The various Q's on this subject indicate that there should be a way to solve the different length issue, but so far, I have seen no indication on how to use it for specific time periods. I just need to shift by 12 months in increments of 1, for seeing the time of maximum correlation within one year.
Edit2
一些最小样本数据:
import pandas as pd
import numpy as np
dfdates1 = pd.date_range('01/01/1980', '01/01/2000', freq = 'MS')
dfdata1 = (np.random.random_integers(-30,30,(len(dfdates1)))/10.0) #My real data is from measurements, but random between -3 and 3 is fitting
df1 = pd.DataFrame(dfdata1, index = dfdates1)
dfdates2 = pd.date_range('03/01/1990', '02/01/2013', freq = 'MS')
dfdata2 = (np.random.random_integers(-30,30,(len(dfdates2)))/10.0)
df2 = pd.DataFrame(dfdata2, index = dfdates2)
由于各种处理步骤,这些df最终变成了从1940年到2015年建立索引的df.这应该重现此内容:
Due to various processing steps, those dfs end up changed into df that are indexed from 1940 to 2015. this should reproduce this:
bigdates = pd.date_range('01/01/1940', '01/01/2015', freq = 'MS')
big1 = pd.DataFrame(index = bigdates)
big2 = pd.DataFrame(index = bigdates)
big1 = pd.concat([big1, df1],axis = 1)
big2 = pd.concat([big2, df2],axis = 1)
这是我与大熊猫关联并移动一个数据集时得到的:
This is what I get when I correlate with pandas and shift one dataset:
In [451]: corr_coeff_0 = big1[0].corr(big2[0])
In [452]: corr_coeff_0
Out[452]: 0.030543266378853299
In [453]: big2_shift = big2.shift(1)
In [454]: corr_coeff_1 = big1[0].corr(big2_shift[0])
In [455]: corr_coeff_1
Out[455]: 0.020788314779320523
并尝试scipy:
In [456]: scicorr = scipy.signal.correlate(big1,big2,mode="full")
In [457]: scicorr
Out[457]:
array([[ nan],
[ nan],
[ nan],
...,
[ nan],
[ nan],
[ nan]])
根据whos
是
scicorr ndarray 1801x1: 1801 elems, type `float64`, 14408 bytes
但是我只想输入12个条目. /Edit2
But I'd just like to have 12 entries. /Edit2
我想到的想法是自己实现时滞相关,就像这样:
The idea I have come up with, is to implement a time-lag-correlation myself, like so:
corr_coeff_0 = df1['Data'].corr(df2['Data'])
df1_1month = df1.shift(1)
corr_coeff_1 = df1_1month['Data'].corr(df2['Data'])
df1_6month = df1.shift(6)
corr_coeff_6 = df1_6month['Data'].corr(df2['Data'])
...and so on
但这可能很慢,我可能正在尝试在这里重新发明轮子. 编辑上面的方法似乎可行,并且我将其循环使用,可以遍历一年的所有12个月,但我仍然希望使用内置方法.

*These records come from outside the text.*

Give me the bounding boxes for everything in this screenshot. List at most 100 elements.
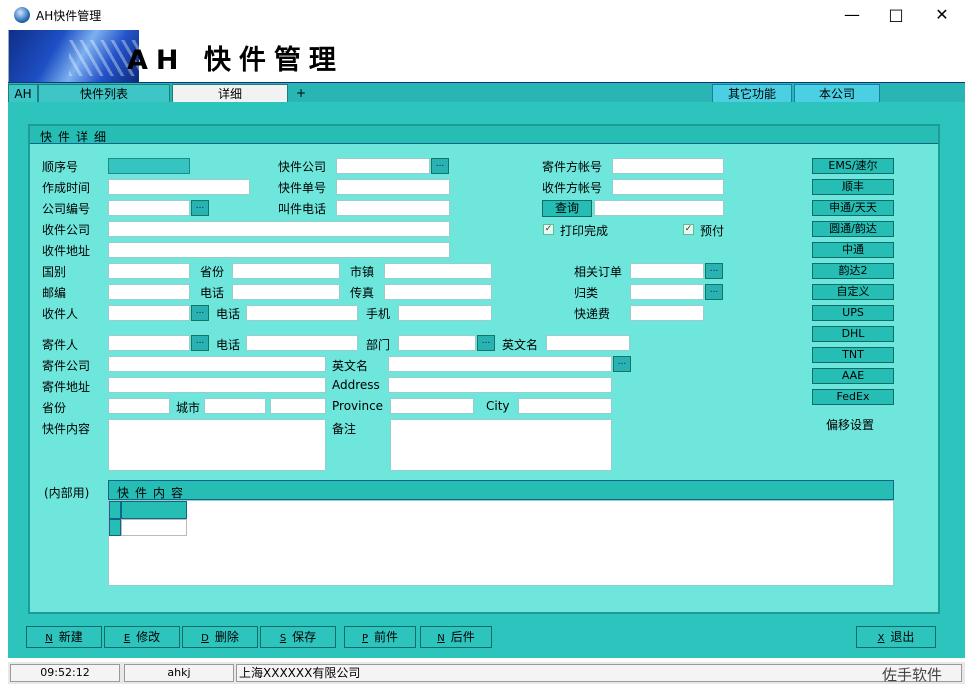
status-time: 09:52:12 [10, 664, 120, 682]
address-en-field[interactable] [388, 377, 612, 393]
exit-button[interactable]: X 退出 [856, 626, 936, 648]
status-bar: 09:52:12 ahkj 上海XXXXXX有限公司 佐手软件 [8, 662, 965, 684]
remark-textarea[interactable] [390, 419, 612, 471]
carrier-button[interactable]: UPS [812, 305, 894, 321]
recv-acct-field[interactable] [612, 179, 724, 195]
province-label: 省份 [200, 265, 225, 279]
grid-header: 快件内容 [108, 480, 894, 500]
print-done-checkbox[interactable]: ✓ [543, 224, 554, 235]
address-en-label: Address [332, 378, 380, 392]
en-name-field[interactable] [546, 335, 630, 351]
carrier-button[interactable]: FedEx [812, 389, 894, 405]
sender-field[interactable] [108, 335, 190, 351]
sender-acct-label: 寄件方帐号 [542, 160, 603, 174]
carrier-button[interactable]: 圆通/韵达 [812, 221, 894, 237]
minimize-icon[interactable]: — [829, 0, 875, 30]
fax-label: 传真 [350, 286, 375, 300]
province2-field[interactable] [108, 398, 170, 414]
carrier-button[interactable]: AAE [812, 368, 894, 384]
sender-acct-field[interactable] [612, 158, 724, 174]
mobile-field[interactable] [398, 305, 492, 321]
phone-field[interactable] [232, 284, 340, 300]
maximize-icon[interactable]: □ [873, 0, 919, 30]
recv-company-field[interactable] [108, 221, 450, 237]
company-no-field[interactable] [108, 200, 190, 216]
express-no-field[interactable] [336, 179, 450, 195]
carrier-button[interactable]: EMS/速尔 [812, 158, 894, 174]
province-en-label: Province [332, 399, 384, 413]
category-lookup-button[interactable]: ... [705, 284, 723, 300]
city-field[interactable] [204, 398, 266, 414]
carrier-button[interactable]: 韵达2 [812, 263, 894, 279]
en-name2-lookup-button[interactable]: ... [613, 356, 631, 372]
prepaid-checkbox[interactable]: ✓ [683, 224, 694, 235]
zip-field[interactable] [108, 284, 190, 300]
dept-field[interactable] [398, 335, 476, 351]
receiver-field[interactable] [108, 305, 190, 321]
new-button[interactable]: N 新建 [26, 626, 102, 648]
recv-addr-field[interactable] [108, 242, 450, 258]
express-company-lookup-button[interactable]: ... [431, 158, 449, 174]
save-button[interactable]: S 保存 [260, 626, 336, 648]
fax-field[interactable] [384, 284, 492, 300]
tab-detail[interactable]: 详细 [172, 84, 288, 103]
edit-button[interactable]: E 修改 [104, 626, 180, 648]
close-icon[interactable]: ✕ [919, 0, 965, 30]
tab-add[interactable]: + [290, 84, 312, 103]
en-name2-field[interactable] [388, 356, 612, 372]
category-field[interactable] [630, 284, 704, 300]
tab-this-company[interactable]: 本公司 [794, 84, 880, 103]
delete-label: 删除 [214, 630, 239, 644]
carrier-button[interactable]: DHL [812, 326, 894, 342]
content-textarea[interactable] [108, 419, 326, 471]
town-field[interactable] [384, 263, 492, 279]
receiver-lookup-button[interactable]: ... [191, 305, 209, 321]
tab-ah[interactable]: AH [8, 84, 38, 103]
dept-lookup-button[interactable]: ... [477, 335, 495, 351]
tab-list[interactable]: 快件列表 [38, 84, 170, 103]
dept-label: 部门 [366, 338, 391, 352]
city-en-field[interactable] [518, 398, 612, 414]
carrier-button[interactable]: 自定义 [812, 284, 894, 300]
carrier-button[interactable]: TNT [812, 347, 894, 363]
district-field[interactable] [270, 398, 326, 414]
phone-label: 电话 [200, 286, 225, 300]
order-lookup-button[interactable]: ... [705, 263, 723, 279]
app-banner: AH 快件管理 [8, 30, 965, 82]
express-company-field[interactable] [336, 158, 430, 174]
call-phone-field[interactable] [336, 200, 450, 216]
send-company-field[interactable] [108, 356, 326, 372]
phone3-field[interactable] [246, 335, 358, 351]
company-no-lookup-button[interactable]: ... [191, 200, 209, 216]
internal-label: (内部用) [44, 486, 90, 500]
carrier-button[interactable]: 顺丰 [812, 179, 894, 195]
recv-acct-label: 收件方帐号 [542, 181, 603, 195]
content-grid[interactable] [108, 500, 894, 586]
title-bar: AH快件管理 — □ ✕ [0, 0, 973, 30]
phone3-label: 电话 [216, 338, 241, 352]
query-button[interactable]: 查询 [542, 200, 592, 217]
phone2-label: 电话 [216, 307, 241, 321]
watermark: 佐手软件 [882, 666, 943, 684]
country-field[interactable] [108, 263, 190, 279]
fee-label: 快递费 [574, 307, 611, 321]
carrier-button[interactable]: 中通 [812, 242, 894, 258]
query-field[interactable] [594, 200, 724, 216]
seq-field [108, 158, 190, 174]
tab-other-functions[interactable]: 其它功能 [712, 84, 792, 103]
save-label: 保存 [292, 630, 317, 644]
prev-button[interactable]: P 前件 [344, 626, 416, 648]
province-field[interactable] [232, 263, 340, 279]
phone2-field[interactable] [246, 305, 358, 321]
grid-cell[interactable] [121, 519, 187, 536]
sender-lookup-button[interactable]: ... [191, 335, 209, 351]
fee-field[interactable] [630, 305, 704, 321]
carrier-button[interactable]: 申通/天天 [812, 200, 894, 216]
send-addr-field[interactable] [108, 377, 326, 393]
created-field[interactable] [108, 179, 250, 195]
bottom-strip [0, 684, 973, 693]
order-field[interactable] [630, 263, 704, 279]
next-button[interactable]: N 后件 [420, 626, 492, 648]
province-en-field[interactable] [390, 398, 474, 414]
delete-button[interactable]: D 删除 [182, 626, 258, 648]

But this is probably slow, and I am probably trying to reinvent the wheel here. Edit The above approach seems to work, and I have put it into a loop, to go through all 12 months of a year, but I still would prefer a built in method.
推荐答案
据我所知,没有内置的方法可以准确地 您所要的内容.但是,如果您查看pandas Series方法autocorr
的源代码,您会发现您有正确的主意:
As far as I can tell, there isn't a built in method that does exactly what you are asking. But if you look at the source code for the pandas Series method autocorr
, you can see you've got the right idea:
def autocorr(self, lag=1):
"""
Lag-N autocorrelation
Parameters
----------
lag : int, default 1
Number of lags to apply before performing autocorrelation.
Returns
-------
autocorr : float
"""
return self.corr(self.shift(lag))
因此,一个简单的时滞交叉协方差函数将是
So a simple timelagged cross covariance function would be
def crosscorr(datax, datay, lag=0):
""" Lag-N cross correlation.
Parameters
----------
lag : int, default 0
datax, datay : pandas.Series objects of equal length
Returns
----------
crosscorr : float
"""
return datax.corr(datay.shift(lag))
然后,如果您想查看每个月的互相关,则可以
Then if you wanted to look at the cross correlations at each month, you could do
xcov_monthly = [crosscorr(datax, datay, lag=i) for i in range(12)]
这篇关于与大 pandas 互相关(时滞相关)?的文章就介绍到这了,希望我们推荐的答案对大家有所帮助,也希望大家多多支持IT屋!